After that you can open up the download page and get the Linux x86 distribution of kdb+/q.

$ open https://kx.com/download/

$ unzip linuxx86.zip
$ PATH=$PATH:`pwd`/q/l32
$ export PATH

After that you should be able to launch kdb+/q:

$ q

KDB+ 3.4 2016.12.08 Copyright (C) 1993-2016 Kx Systems
l32/ 2()core 3002MB mark ubuntu 127.0.1.1 NONEXPIRE

Welcome to kdb+ 32bit edition
For support please see http://groups.google.com/d/forum/personal-kdbplus
Tutorials can be found at http://code.kx.com/wiki/Tutorials
To exit, type \\
To remove this startup msg, edit q.q

To exit type: \\

q)\\

Kx Systems have a concise reference wiki that I find really helpful.

Loading 1.1 Billion Trips into kdb+/q

The dataset I'm working with was originally put together from various sources with scripts written by Todd W Schneider. In my Billion Taxi Rides in Redshift blog post I exported the data from PostgreSQL into denormalised CSV files and compressed them into 56 gzip files. The gzip files are 104 GB in size and when decompressed take up around 500 GB of space.

There are four servers that will store and process this dataset, they are named kxknl1, kxknl2, kxknl3 and kxknl4. Each server has a copy of the gzip-compressed dataset in a folder called csv.
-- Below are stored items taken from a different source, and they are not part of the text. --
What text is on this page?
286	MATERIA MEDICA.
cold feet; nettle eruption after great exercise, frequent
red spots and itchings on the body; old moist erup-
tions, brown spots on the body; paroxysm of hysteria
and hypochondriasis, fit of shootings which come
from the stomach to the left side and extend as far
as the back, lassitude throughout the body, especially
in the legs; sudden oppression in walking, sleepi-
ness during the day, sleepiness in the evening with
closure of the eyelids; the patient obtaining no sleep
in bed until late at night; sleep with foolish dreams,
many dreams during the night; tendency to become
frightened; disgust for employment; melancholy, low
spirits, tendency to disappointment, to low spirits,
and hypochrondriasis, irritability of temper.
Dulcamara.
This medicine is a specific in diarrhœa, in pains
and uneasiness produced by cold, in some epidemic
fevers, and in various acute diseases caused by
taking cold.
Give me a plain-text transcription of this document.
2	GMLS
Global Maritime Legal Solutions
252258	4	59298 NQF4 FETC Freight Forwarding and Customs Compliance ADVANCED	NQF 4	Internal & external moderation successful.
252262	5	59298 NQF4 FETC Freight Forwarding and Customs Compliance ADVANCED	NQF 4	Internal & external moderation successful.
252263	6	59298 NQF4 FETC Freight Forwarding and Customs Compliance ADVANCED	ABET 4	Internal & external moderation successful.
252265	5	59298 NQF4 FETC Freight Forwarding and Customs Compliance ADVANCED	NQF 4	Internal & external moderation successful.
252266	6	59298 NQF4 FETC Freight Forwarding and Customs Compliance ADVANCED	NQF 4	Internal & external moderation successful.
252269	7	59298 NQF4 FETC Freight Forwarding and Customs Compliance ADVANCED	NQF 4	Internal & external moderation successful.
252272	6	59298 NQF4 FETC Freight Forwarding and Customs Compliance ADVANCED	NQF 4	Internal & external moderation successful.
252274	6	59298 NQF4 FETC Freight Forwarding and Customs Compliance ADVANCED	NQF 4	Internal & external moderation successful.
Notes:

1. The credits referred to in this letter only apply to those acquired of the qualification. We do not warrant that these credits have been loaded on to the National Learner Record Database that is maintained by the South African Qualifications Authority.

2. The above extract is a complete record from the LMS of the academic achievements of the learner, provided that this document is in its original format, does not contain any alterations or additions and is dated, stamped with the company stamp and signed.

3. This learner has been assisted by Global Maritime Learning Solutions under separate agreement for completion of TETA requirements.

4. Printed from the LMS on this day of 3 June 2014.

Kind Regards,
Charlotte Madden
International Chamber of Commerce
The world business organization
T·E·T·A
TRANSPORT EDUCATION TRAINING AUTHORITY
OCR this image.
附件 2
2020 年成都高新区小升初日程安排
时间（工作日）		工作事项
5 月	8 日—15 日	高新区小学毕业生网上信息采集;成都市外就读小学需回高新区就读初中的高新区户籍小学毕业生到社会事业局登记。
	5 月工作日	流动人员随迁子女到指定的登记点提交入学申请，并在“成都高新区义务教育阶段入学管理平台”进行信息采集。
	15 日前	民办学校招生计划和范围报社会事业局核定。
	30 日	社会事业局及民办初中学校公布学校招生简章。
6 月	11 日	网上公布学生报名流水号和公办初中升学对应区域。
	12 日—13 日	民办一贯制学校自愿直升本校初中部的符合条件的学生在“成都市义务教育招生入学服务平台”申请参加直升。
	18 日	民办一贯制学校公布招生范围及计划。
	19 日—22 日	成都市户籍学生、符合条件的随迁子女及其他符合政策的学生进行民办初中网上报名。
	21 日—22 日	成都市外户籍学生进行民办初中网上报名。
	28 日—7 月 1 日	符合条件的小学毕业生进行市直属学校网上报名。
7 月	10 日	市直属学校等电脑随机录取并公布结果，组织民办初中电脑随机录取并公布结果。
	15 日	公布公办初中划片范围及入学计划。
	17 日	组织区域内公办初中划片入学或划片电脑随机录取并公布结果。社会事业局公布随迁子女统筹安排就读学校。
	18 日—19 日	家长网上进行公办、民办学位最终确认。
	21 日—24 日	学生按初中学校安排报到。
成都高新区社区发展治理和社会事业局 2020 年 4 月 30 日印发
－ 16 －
The load.q script will define a schema that kdb+/q will use. The data types for each column are given as single character representations. Ordered by their first appearance: I is a 32-bit integer, * is an enum, P is a timestamp, B is a boolean, X is a byte, E is a float, H is a 16-bit integer and C is a character.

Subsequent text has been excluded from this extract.